Sorry, posted this before seeing the first reply, but here goes.
It's easiest to think of it in terms of exposure times. Suppose the exposure time for F/16 is 1 second. You need 10 more stops, which is 2^10 = 1024x more exposure, or 1024 seconds. Your F/128 setting is giving you 6 more stops, or 2^6 = 64s total. To get to 1024s exposure, you 1024/64 = 16 exposures at your F/128 setting to get to 1024s equivalent exposure.
HTH
Ed Freniere
Re: Help with an exposure problem.
Quote:
Originally Posted by
pau3
Each stop means that you double the quantity of light. If with one pop you are at 6 stops, with two, you are doubling the light, you are at 7. Four will leave you at 8. Eight at 9. Sixteen at 10.
Best,
Pau
Thank you for your replies. I understand that each flash pop doubles the amount of light but if with one flash pop I am 6 stops over the intended exposure (and I need to be 10 stops over) then with 2 flash pops will I not be 12 stops over? I cant see how with one pop I will gain 6 stops but with 2 I will only gain one more stop making 7?

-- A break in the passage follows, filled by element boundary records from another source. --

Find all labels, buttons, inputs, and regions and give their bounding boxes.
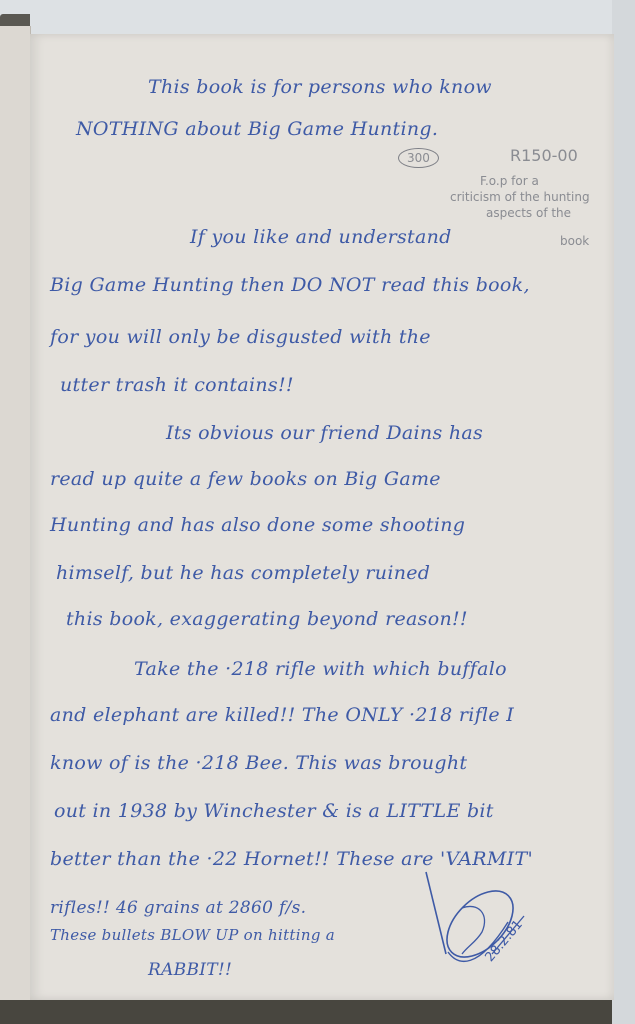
book-page: This book is for persons who know NOTHIN… — [30, 34, 614, 1000]
background-right — [612, 0, 635, 1024]
inscription-line: Its obvious our friend Dains has — [166, 422, 483, 444]
flyleaf-edge — [0, 26, 31, 1006]
inscription-line: out in 1938 by Winchester & is a LITTLE … — [54, 800, 494, 822]
inscription-line: Hunting and has also done some shooting — [50, 514, 465, 536]
inscription-line: These bullets BLOW UP on hitting a — [50, 926, 335, 944]
inscription-line: Big Game Hunting then DO NOT read this b… — [50, 274, 530, 296]
inscription-line: for you will only be disgusted with the — [50, 326, 431, 348]
pencil-price: R150-00 — [510, 146, 578, 165]
inscription-line: NOTHING about Big Game Hunting. — [76, 118, 438, 140]
inscription-line: and elephant are killed!! The ONLY ·218 … — [50, 704, 514, 726]
inscription-line: himself, but he has completely ruined — [56, 562, 430, 584]
pencil-note: F.o.p for a — [480, 174, 539, 188]
inscription-line: Take the ·218 rifle with which buffalo — [134, 658, 507, 680]
inscription-line: This book is for persons who know — [148, 76, 492, 98]
book-cover-bottom — [0, 1000, 635, 1024]
inscription-line: RABBIT!! — [148, 960, 232, 980]
pencil-circled-number: 300 — [398, 148, 439, 168]
inscription-line: this book, exaggerating beyond reason!! — [66, 608, 468, 630]
inscription-line: utter trash it contains!! — [60, 374, 294, 396]
inscription-line: rifles!! 46 grains at 2860 f/s. — [50, 898, 306, 918]
inscription-line: know of is the ·218 Bee. This was brough… — [50, 752, 467, 774]
pencil-note: book — [560, 234, 589, 248]
inscription-line: If you like and understand — [190, 226, 452, 248]
pencil-note: aspects of the — [486, 206, 571, 220]
pencil-note: criticism of the hunting — [450, 190, 590, 204]
inscription-line: read up quite a few books on Big Game — [50, 468, 441, 490]
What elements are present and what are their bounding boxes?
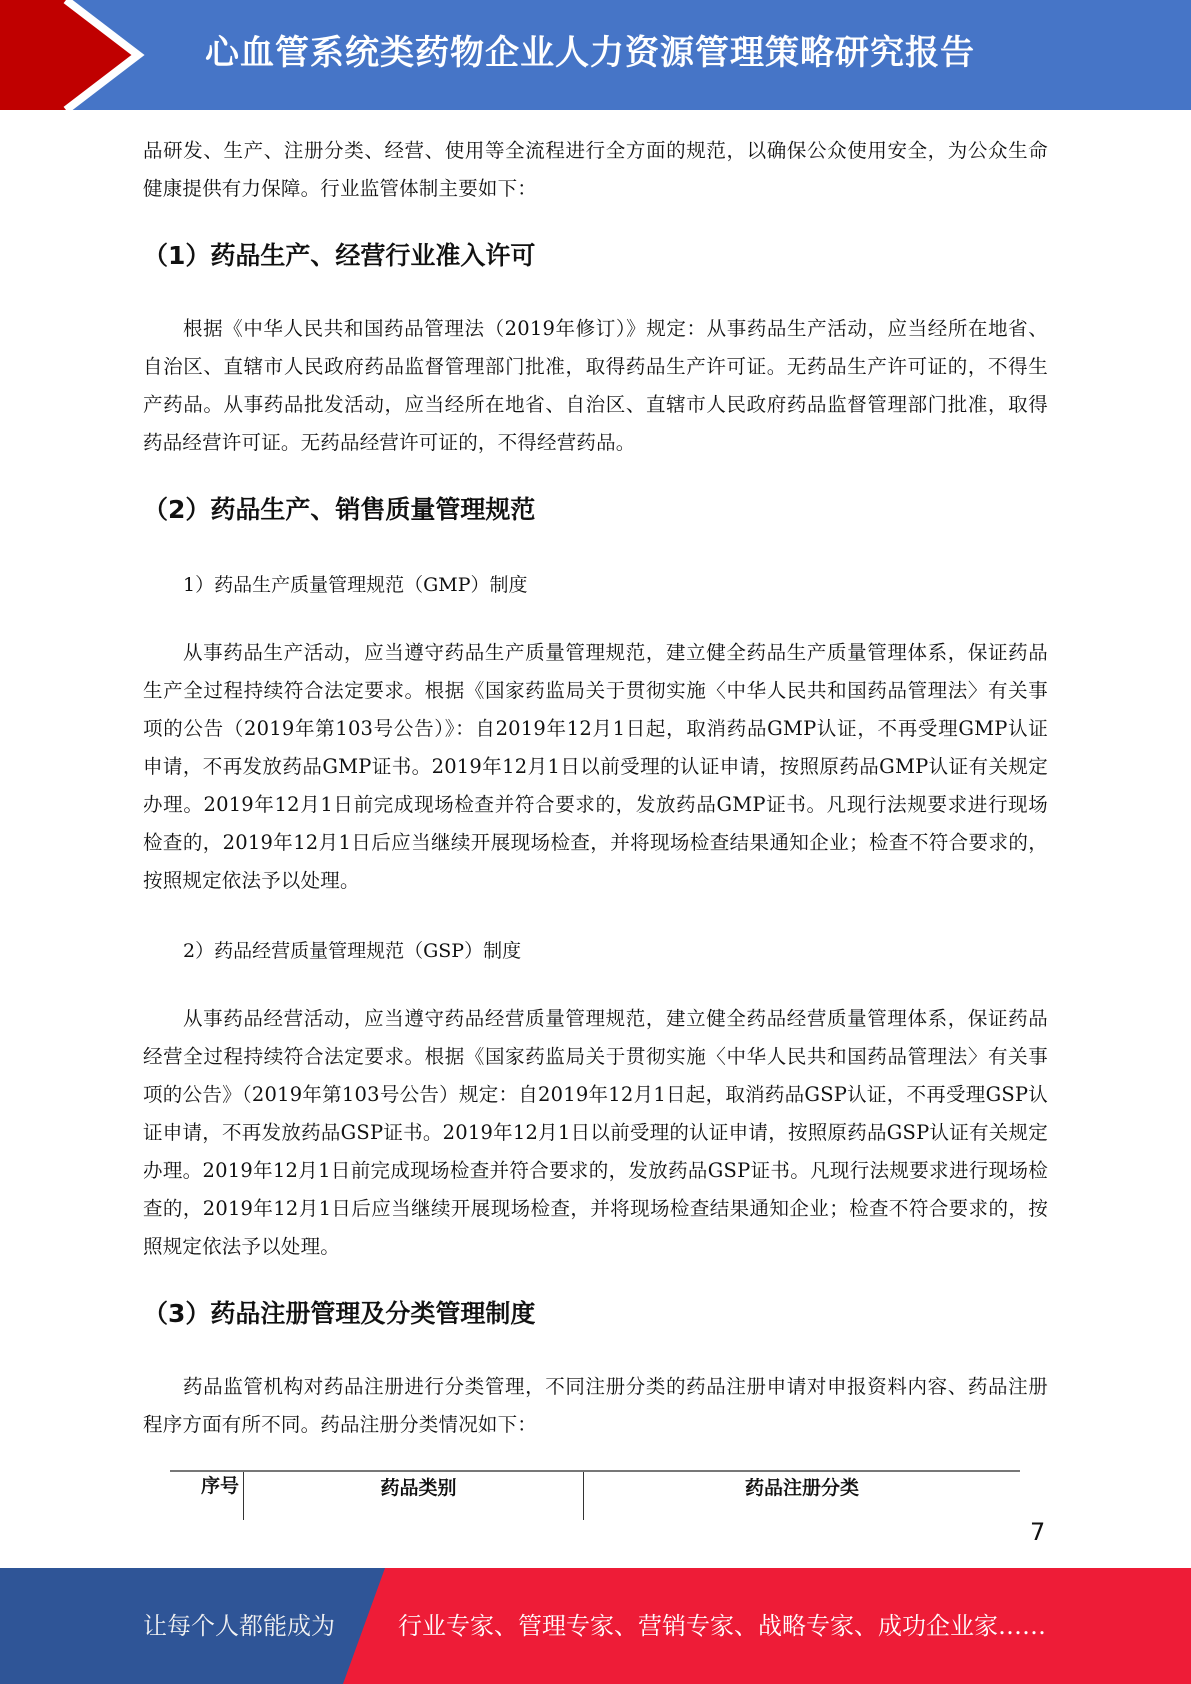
table-header-drug-category: 药品类别 <box>244 1472 584 1520</box>
subsection-gmp-paragraph: 从事药品生产活动，应当遵守药品生产质量管理规范，建立健全药品生产质量管理体系，保… <box>143 634 1048 900</box>
report-header-bar: 心血管系统类药物企业人力资源管理策略研究报告 <box>0 0 1191 110</box>
subsection-gmp-title: 1）药品生产质量管理规范（GMP）制度 <box>183 570 528 600</box>
page-number: 7 <box>1030 1518 1045 1546</box>
footer-slogan-right: 行业专家、管理专家、营销专家、战略专家、成功企业家…… <box>398 1568 1046 1684</box>
subsection-gsp-title: 2）药品经营质量管理规范（GSP）制度 <box>183 936 521 966</box>
footer-slogan-left: 让每个人都能成为 <box>143 1568 335 1684</box>
table-header-index: 序号 <box>170 1472 244 1520</box>
intro-paragraph: 品研发、生产、注册分类、经营、使用等全流程进行全方面的规范，以确保公众使用安全，… <box>143 132 1048 208</box>
section-heading-1: （1）药品生产、经营行业准入许可 <box>143 238 535 274</box>
table-header-registration-class: 药品注册分类 <box>584 1472 1020 1520</box>
section-1-paragraph: 根据《中华人民共和国药品管理法（2019年修订）》规定：从事药品生产活动，应当经… <box>143 310 1048 462</box>
section-3-paragraph: 药品监管机构对药品注册进行分类管理，不同注册分类的药品注册申请对申报资料内容、药… <box>143 1368 1048 1444</box>
subsection-gsp-paragraph: 从事药品经营活动，应当遵守药品经营质量管理规范，建立健全药品经营质量管理体系，保… <box>143 1000 1048 1266</box>
section-heading-3: （3）药品注册管理及分类管理制度 <box>143 1296 535 1332</box>
section-heading-2: （2）药品生产、销售质量管理规范 <box>143 492 535 528</box>
registration-classification-table: 序号 药品类别 药品注册分类 <box>170 1470 1020 1520</box>
footer-banner: 让每个人都能成为 行业专家、管理专家、营销专家、战略专家、成功企业家…… <box>0 1568 1191 1684</box>
report-title: 心血管系统类药物企业人力资源管理策略研究报告 <box>205 0 975 110</box>
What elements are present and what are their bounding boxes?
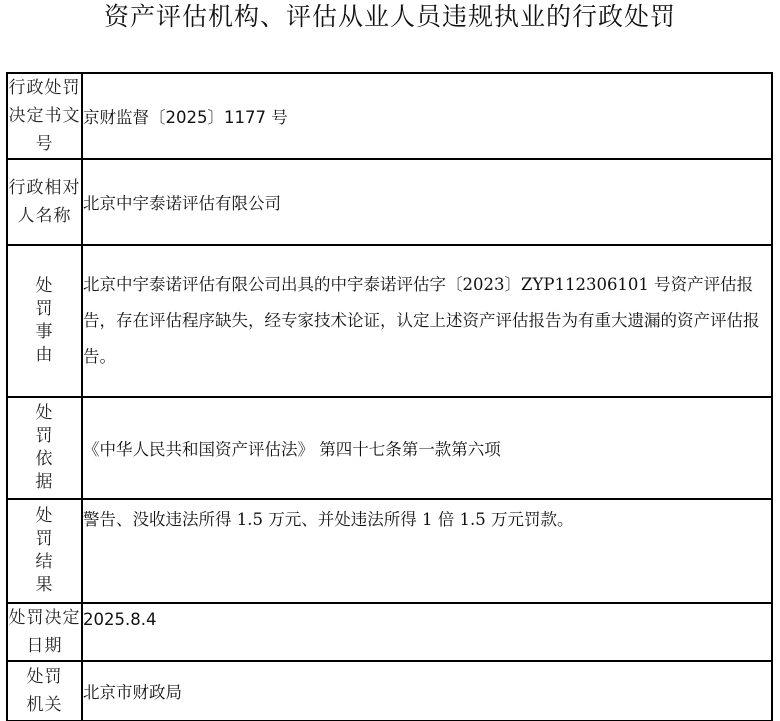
label-party-name: 行政相对人名称: [7, 159, 82, 245]
label-decision-date: 处罚决定日期: [7, 603, 82, 661]
label-reason: 处罚事由: [35, 275, 55, 367]
document-title: 资产评估机构、评估从业人员违规执业的行政处罚: [0, 0, 780, 36]
penalty-table: 行政处罚决定书文号 京财监督〔2025〕1177 号 行政相对人名称 北京中宇泰…: [6, 72, 773, 721]
table-row-party-name: 行政相对人名称 北京中宇泰诺评估有限公司: [7, 159, 772, 245]
value-reason: 北京中宇泰诺评估有限公司出具的中宇泰诺评估字〔2023〕ZYP112306101…: [82, 245, 772, 397]
label-decision-number: 行政处罚决定书文号: [7, 73, 82, 159]
value-penalty-result: 警告、没收违法所得 1.5 万元、并处违法所得 1 倍 1.5 万元罚款。: [82, 499, 772, 603]
table-row-authority: 处罚机关 北京市财政局: [7, 661, 772, 721]
value-decision-date: 2025.8.4: [82, 603, 772, 661]
table-row-decision-number: 行政处罚决定书文号 京财监督〔2025〕1177 号: [7, 73, 772, 159]
table-row-decision-date: 处罚决定日期 2025.8.4: [7, 603, 772, 661]
value-authority: 北京市财政局: [82, 661, 772, 721]
value-legal-basis: 《中华人民共和国资产评估法》 第四十七条第一款第六项: [82, 397, 772, 499]
label-penalty-result: 处罚结果: [35, 505, 55, 597]
table-row-legal-basis: 处罚依据 《中华人民共和国资产评估法》 第四十七条第一款第六项: [7, 397, 772, 499]
table-row-penalty-result: 处罚结果 警告、没收违法所得 1.5 万元、并处违法所得 1 倍 1.5 万元罚…: [7, 499, 772, 603]
value-decision-number: 京财监督〔2025〕1177 号: [82, 73, 772, 159]
value-party-name: 北京中宇泰诺评估有限公司: [82, 159, 772, 245]
table-row-reason: 处罚事由 北京中宇泰诺评估有限公司出具的中宇泰诺评估字〔2023〕ZYP1123…: [7, 245, 772, 397]
label-authority: 处罚机关: [25, 663, 65, 719]
label-legal-basis: 处罚依据: [35, 402, 55, 494]
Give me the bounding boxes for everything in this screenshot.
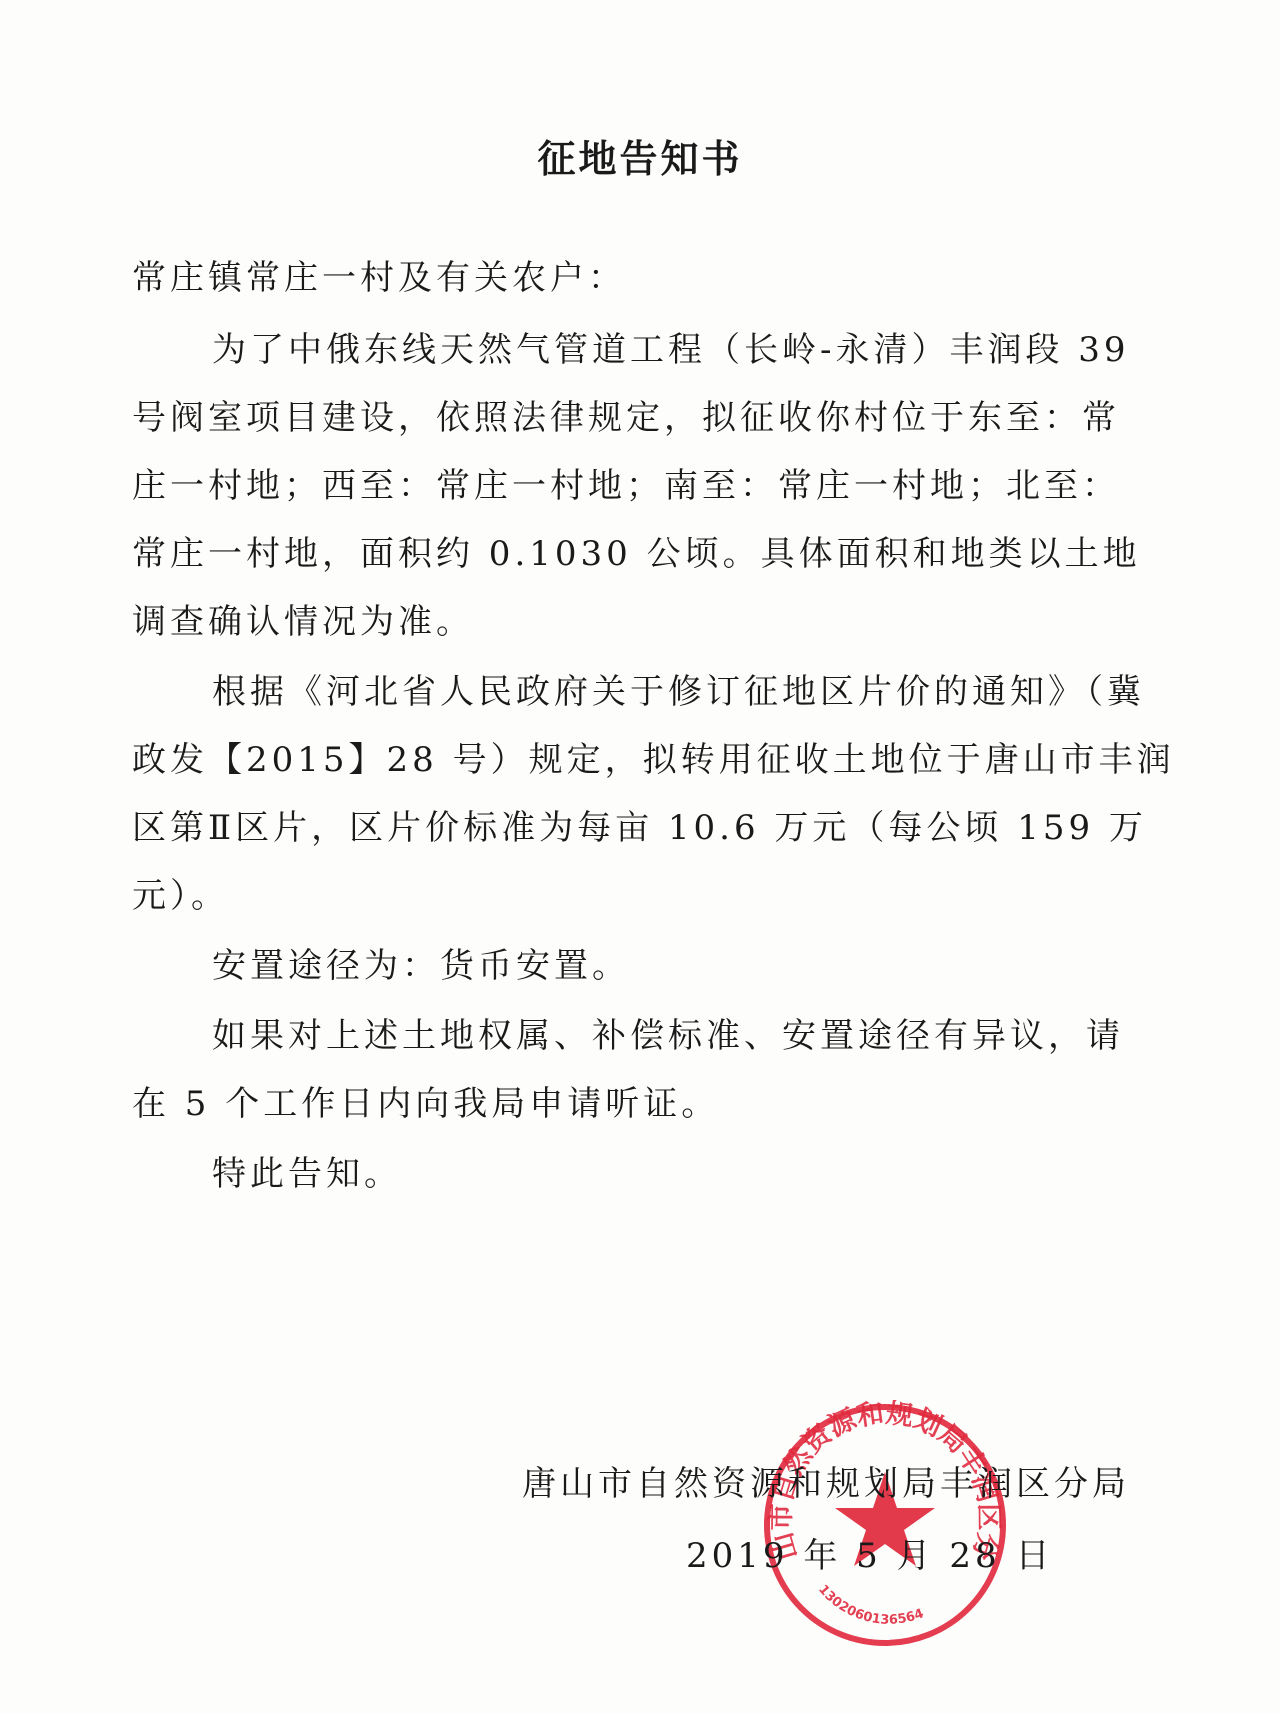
paragraph-1-line-4: 常庄一村地，面积约 0.1030 公顷。具体面积和地类以土地 (132, 534, 1142, 574)
paragraph-4-line-1: 如果对上述土地权属、补偿标准、安置途径有异议，请 (212, 1016, 1222, 1056)
paragraph-2-line-1: 根据《河北省人民政府关于修订征地区片价的通知》（冀 (212, 672, 1222, 712)
signature-organization: 唐山市自然资源和规划局丰润区分局 (522, 1456, 1130, 1505)
paragraph-2-line-3: 区第Ⅱ区片，区片价标准为每亩 10.6 万元（每公顷 159 万 (132, 808, 1142, 848)
svg-text:1302060136564: 1302060136564 (815, 1582, 926, 1628)
paragraph-3-line-1: 安置途径为：货币安置。 (212, 946, 1222, 986)
salutation: 常庄镇常庄一村及有关农户： (132, 258, 1142, 298)
paragraph-1-line-1: 为了中俄东线天然气管道工程（长岭-永清）丰润段 39 (212, 330, 1222, 370)
paragraph-5-line-1: 特此告知。 (212, 1154, 1222, 1194)
document-title: 征地告知书 (0, 128, 1280, 183)
paragraph-4-line-2: 在 5 个工作日内向我局申请听证。 (132, 1084, 1142, 1124)
paragraph-2-line-4: 元）。 (132, 876, 1142, 916)
paragraph-1-line-3: 庄一村地；西至：常庄一村地；南至：常庄一村地；北至： (132, 466, 1142, 506)
paragraph-1-line-5: 调查确认情况为准。 (132, 602, 1142, 642)
paragraph-2-line-2: 政发【2015】28 号）规定，拟转用征收土地位于唐山市丰润 (132, 740, 1142, 780)
signature-date: 2019 年 5 月 28 日 (686, 1528, 1053, 1577)
official-seal-icon: 唐山市自然资源和规划局丰润区分局 1302060136564 (760, 1400, 1010, 1650)
paragraph-1-line-2: 号阀室项目建设，依照法律规定，拟征收你村位于东至：常 (132, 398, 1142, 438)
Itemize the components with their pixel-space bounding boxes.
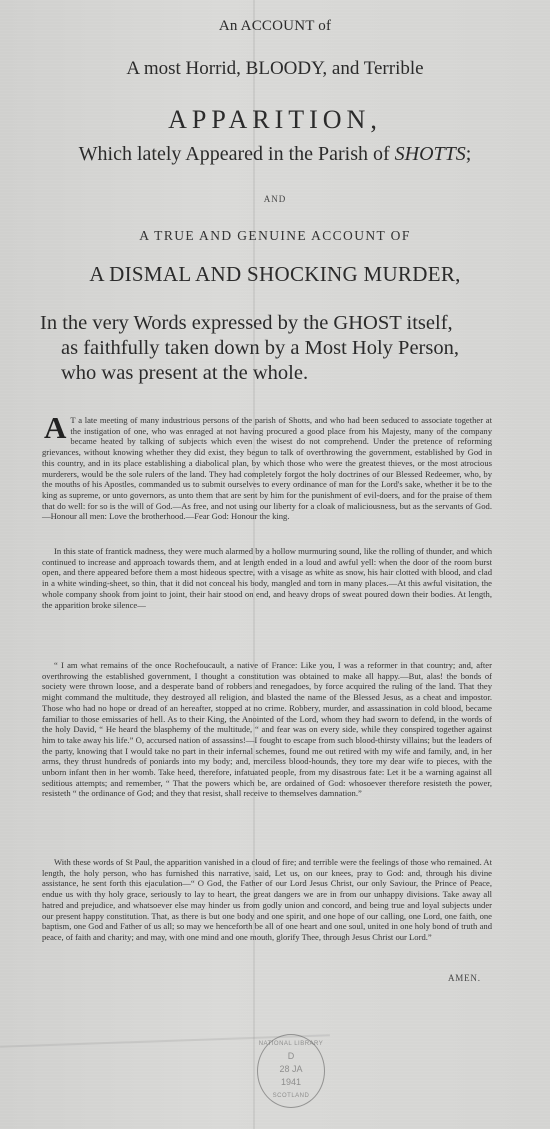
heading-conjunction: AND [0,194,550,204]
subtitle-block: In the very Words expressed by the GHOST… [40,311,510,386]
stamp-ring-top: NATIONAL LIBRARY [258,1039,324,1049]
heading-line-parish: Which lately Appeared in the Parish of S… [0,143,550,166]
heading-true-account: A TRUE AND GENUINE ACCOUNT OF [0,228,550,244]
heading-line-account: An ACCOUNT of [0,18,550,35]
paragraph-prayer: With these words of St Paul, the apparit… [42,857,492,943]
drop-cap: A [44,416,66,440]
heading-apparition: APPARITION, [0,105,550,135]
stamp-line-1: D [258,1051,324,1061]
heading-murder: A DISMAL AND SHOCKING MURDER, [0,262,550,287]
subtitle-line-1: In the very Words expressed by the GHOST… [40,311,510,336]
paragraph-spectre: In this state of frantick madness, they … [42,546,492,610]
heading-line-horrid: A most Horrid, BLOODY, and Terrible [0,58,550,80]
subtitle-line-2: as faithfully taken down by a Most Holy … [40,336,510,361]
heading-parish-name: SHOTTS [395,143,466,165]
heading-parish-prefix: Which lately Appeared in the Parish of [79,143,395,165]
paragraph-meeting-text: T a late meeting of many industrious per… [42,415,492,521]
paragraph-meeting: AT a late meeting of many industrious pe… [42,415,492,522]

Sorry if its obvious, I just need to be sure.
2 Attachment(s)
Re: Help with an exposure problem.
Quote:
Originally Posted by
bakerbang
Thank you for your replies. I understand that each flash pop doubles the amount of light but if with one flash pop I am 6 stops over the intended exposure (and I need to be 10 stops over) then with 2 flash pops will I not be 12 stops over? I cant see how with one pop I will gain 6 stops but with 2 I will only gain one more stop making 7?
Read Ed's post again, or consider the exposure as the number of flashes to give ten greater f-stops (ignoring reciprocity failure of using multiple pops instead on one huge flash from an impossible source.)
Begin at 1, then add 2, 4, 8, 16, 32, 64, 128, 256, 512, 1024
That gives you ten stops.
A smaller number, real life example. A flash gun that adds one stop.
Attachment 146463
These guys knew what they were doing. O. Winston Link with lights and assistant.
Attachment 146464
Re: Help with an exposure problem.
Your second 6-stop-over exposure adds 64s to the exposure in my example above, giving a total of 128s. You need to add another 14 of them to get to 1024s.
Re: Help with an exposure problem.
Ok I got it! thank you everyone for your help.
I would need 1024 pops of the flash to achieve F/16 (if I need an extra 10 stops) but I already have 6 extra stops with the power of my lights so If originally I needed
1024 then going backwards 512 256 128 64 32 16. I need 16 pops of the flash to achieve 10 extra stops if my lights are giving me an extra 6 stops.
Thank you everyone I appreciate your time
JB
Re: Help with an exposure problem.
Quote:
Originally Posted by bakerbang
My flash heads will fire at F/128 giving me 6 extra stops (from F/16) in one flash.
Three stops, not six.
Re: Help with an exposure problem.
Jac,
He's right, six extra stops.
Re: Help with an exposure problem.
Quote:
Originally Posted by
photog_ed
Jac,
He's right, six extra stops.
Thanks, Ed. I must be mucking up powers of two.